Thanks in advance for any help!
On
It's unclear whether you meant $\sqrt{3}$ or $\sqrt[3]{3}$. As $(\sqrt{3})^3 \ne 3$ your proof is off to a wrong start. And then when you take the the cube root latter you essentially undo it ... exept you don't. You argument uses $(\sqrt 3)^3 = 3$ (wrong) and $\sqrt[3]{3} = 3$ (very wrong) and so $\sqrt 3 = 3$ (wrong). In actuality you would have done either $(\sqrt 3)^2=3$ and $\sqrt{3} = \sqrt {3}$ so $\sqrt 3 = \sqrt 3$ (true but useless) or $(\sqrt[3] 3)^3 = 3$ and $\sqrt[3]{3} = \sqrt[3]{3} $ so $\sqrt[3] 3= \sqrt[3] 3$ (ditto).

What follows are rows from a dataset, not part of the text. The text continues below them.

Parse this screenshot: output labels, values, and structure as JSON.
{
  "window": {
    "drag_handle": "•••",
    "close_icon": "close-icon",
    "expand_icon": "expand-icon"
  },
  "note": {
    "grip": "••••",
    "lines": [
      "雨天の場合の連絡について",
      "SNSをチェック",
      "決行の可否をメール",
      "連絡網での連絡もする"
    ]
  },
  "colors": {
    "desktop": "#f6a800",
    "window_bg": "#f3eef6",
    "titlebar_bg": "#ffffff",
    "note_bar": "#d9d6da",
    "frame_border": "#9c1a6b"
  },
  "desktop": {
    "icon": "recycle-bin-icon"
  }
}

Your proof should mirror the proof that $\sqrt 2$ is irrational.
$\color{blue}{\text { Assume }\sqrt 2 = \frac ab\text{ where }a,b\text{ are integers with no common factors}}$
Okay so Assume $\sqrt 3 = \frac pq$ where $p,q$ are integers with no common factors.
$\color{blue}{2 = \frac {a^2}{b^2}\\ 2b^2 = a^2\\ \text {so }2\text{ divides }a^2}$
Okay... so
$3 =\frac {p^2}{q^2}\\ 3q^2 = p^2\\$ So $3$ divides $p^2$.

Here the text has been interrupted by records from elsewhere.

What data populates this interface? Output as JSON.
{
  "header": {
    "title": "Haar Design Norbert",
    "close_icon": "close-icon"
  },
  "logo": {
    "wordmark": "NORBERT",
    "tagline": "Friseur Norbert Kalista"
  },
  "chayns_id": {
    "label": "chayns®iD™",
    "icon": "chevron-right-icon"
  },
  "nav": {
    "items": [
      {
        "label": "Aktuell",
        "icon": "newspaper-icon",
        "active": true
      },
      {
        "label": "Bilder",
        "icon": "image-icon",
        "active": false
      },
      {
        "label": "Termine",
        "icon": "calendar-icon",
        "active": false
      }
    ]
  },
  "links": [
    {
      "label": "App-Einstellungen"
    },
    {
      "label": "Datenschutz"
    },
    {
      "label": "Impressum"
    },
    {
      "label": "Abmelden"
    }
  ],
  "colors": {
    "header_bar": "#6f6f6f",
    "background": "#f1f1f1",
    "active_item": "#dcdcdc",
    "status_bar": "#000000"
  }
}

$\color{blue}{\text{Either }a\text{ is odd or }a\text{ is even.}\\\text{If }a\text{ is odd, then }a^2\text{ is odd, which is a contradiction.}\\\text{So }a\text{ is even.}}$
Okay... this is where $3$ is slightly different than $2$.
Either $p$ is divisible by $3$ or $p$ has remainder $1$ or $2$ when divided by $p$.

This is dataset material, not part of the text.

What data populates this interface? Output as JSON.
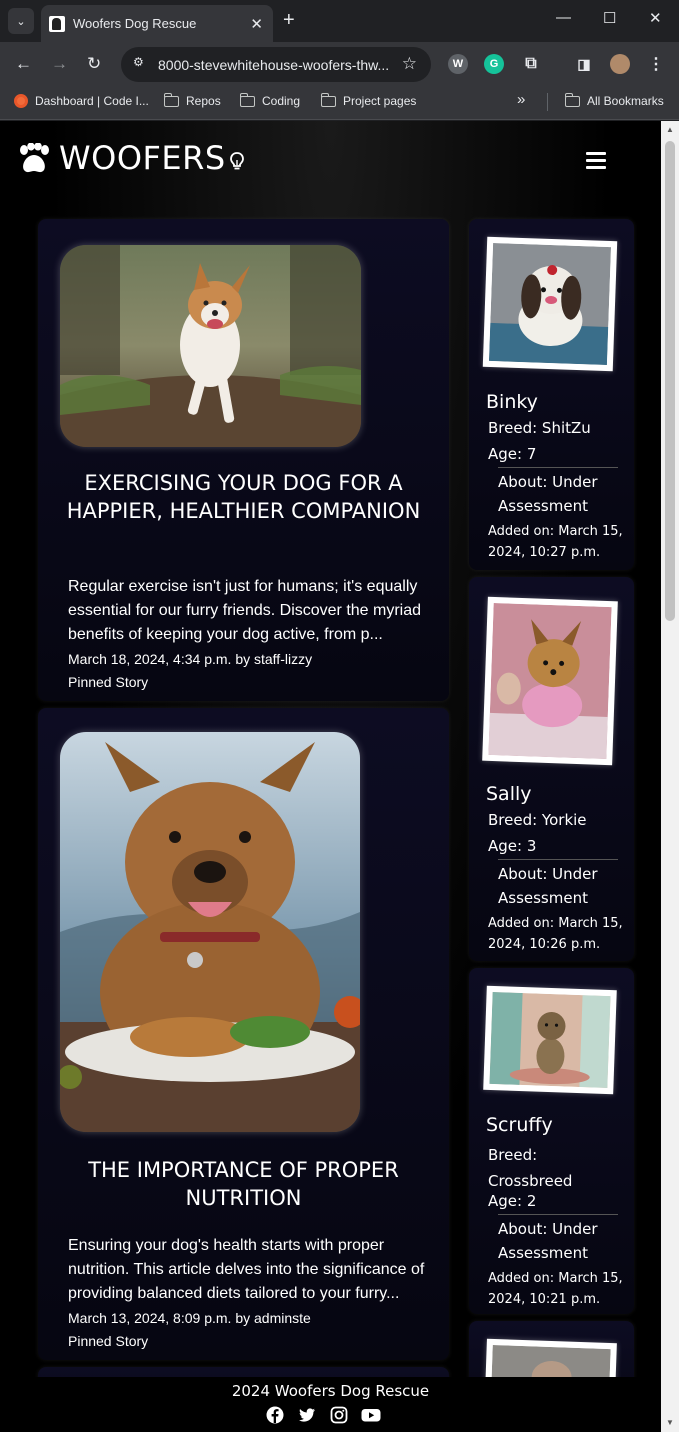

If $p$ has remainder $1$ then $p = 3k+1$ for some integer $k$ and $p^2 = (3k+1)^2 = 3k^2 + 6k + 1$ is not divisible by $3$. If $p$ has remainder $2$ then $p = 3k + 2$ for some integer $k$ and $p^2 = (3k + 2)^2 = 3k^2 + 12k + 4$ is not divisible by $3$. Those are contradictions so $p$ is divisible by $3$ is the only option.
$\color{blue}{\text{So }a = 2k\text{ for some integer }k\text{ and }2b^2 = a^2 = (2k)^2 = 4k^2\text{.}\\\text {So }b^2 = 2k^2}$.
So $q= 3k$ for some integer $k$ and $3p^2 = q^2 = (3q)^2=9q^2$ and $p^2 = 3q^2$.
$\color{blue}{\text{So }b^2\text{ is even and by the exact same argument, }b\text{ is even. }}$
So $p^2$ is divisible by $3$ and by the exact same argument $p$ is divisible by $3$.
$\color{blue}{\text{So both }a\text{ and }b\text{ are even and have factors of }2\text{. }\\\text{But that's a contradiction.}}$
So both $p$ and $q$ are divisible by $3$. But that's a contradiction.
Your proof is incorrect. You've mixed up cube roots and square roots; in fact, it's hard to ascertain what you have done. $\sqrt{3}^3$ is certainly not equal to $3$, and then you simply took the cube root of that, which would make the statement $\sqrt{3}q=p$. I would recommend you to read up on surds again.
The correct proof would be a derivative of the proof that the square root of $2$ is irrational.
Here's how:
Let $\sqrt3 = \frac{p}{q}$, where $\gcd(p,q)=1$, and $p,q\in \Bbb N$.
Thus $3=\frac{p^2}{q^2} \Rightarrow 3p^2=q^2$, which implies that $3|q$. Why is this true? I urge you to try it out on some numbers yourself: if a prime divides the product of two numbers, it must divide the numbers themselves. This is known as Euclid's Lemma. Here, the two numbers are $q$ and $q$. They multiply together to form $q^2$, and thus since $p$ cannot possibly divide $q$, we are left with $3$ dividing $q$.
Again, let $q=3a \Rightarrow p^2=9a^2$, which implies that $3|p$ (Why?) contradicting the fact that they are relatively prime. This proves that our assumption was wrong, and $\sqrt{3}$ cannot possibly be written as a rational.